Page 1 of 1

How to train Tesseract with words for more accuracy?

Posted: Fri Jan 16, 2009 2:06 pm
by Slava
Hi,

Can you show me how to train OCR engine with user words? I did some research on Tesseract homepage. It is complicated and bad documented for someone new to Tesseract. I've tried to edit the nld.user-words with notepad like this:

Code: Select all

Factuurnummer
factuurnummer
Factuurnr.
factuurnr.
BTW-nr
BTW-nr.
BTW-nr.:
Kvk
KvK
K.v.k
K.v.K
Unfortunately this has absolutely NO effect on OCR-result whatsoever.
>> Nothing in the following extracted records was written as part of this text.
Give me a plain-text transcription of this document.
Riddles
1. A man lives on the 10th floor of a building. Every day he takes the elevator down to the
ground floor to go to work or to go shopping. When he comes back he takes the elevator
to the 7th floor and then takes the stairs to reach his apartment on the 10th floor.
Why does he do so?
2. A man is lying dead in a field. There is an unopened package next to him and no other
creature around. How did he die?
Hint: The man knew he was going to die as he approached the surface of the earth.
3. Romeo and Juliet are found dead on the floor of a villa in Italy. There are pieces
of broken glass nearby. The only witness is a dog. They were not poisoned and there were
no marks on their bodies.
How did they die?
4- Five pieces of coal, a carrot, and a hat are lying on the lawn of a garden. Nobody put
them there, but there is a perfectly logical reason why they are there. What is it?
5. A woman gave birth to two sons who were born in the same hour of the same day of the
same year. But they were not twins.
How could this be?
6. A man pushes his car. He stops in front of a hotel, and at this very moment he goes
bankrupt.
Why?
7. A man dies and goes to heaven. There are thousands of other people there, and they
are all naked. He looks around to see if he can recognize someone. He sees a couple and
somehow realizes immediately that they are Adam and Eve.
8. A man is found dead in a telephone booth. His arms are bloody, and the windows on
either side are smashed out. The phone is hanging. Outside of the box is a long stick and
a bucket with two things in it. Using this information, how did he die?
I believe there two more files that may help, nld.freq-dawg and nld.word-dawg, but they must be edited & compiled. I coudn't succeed to do that.
Can you help?? Or is there may be an other way to help Tesseract recognize non-standard words as

BTW-nr.:
instead of
BTVVenri g

(i have already optimized image for OCR and the text size is right)

Kind regards,
Slava

Re: How to train Tesseract with words for more accuracy?

Posted: Thu Jan 22, 2009 12:19 pm
by Loïc
Hi Slava,

It is the correct way to add your own words to the dictionary. However I think the problem you got is related to this one (which are now solved): viewtopic.php?t=1233


Let me know if you have other problems.

Best regards,

Loïc

Re: How to train Tesseract with words for more accuracy?

Posted: Thu Jan 22, 2009 12:22 pm
by Slava
Ok. Thanks Loic. I will do some more tests.

Slava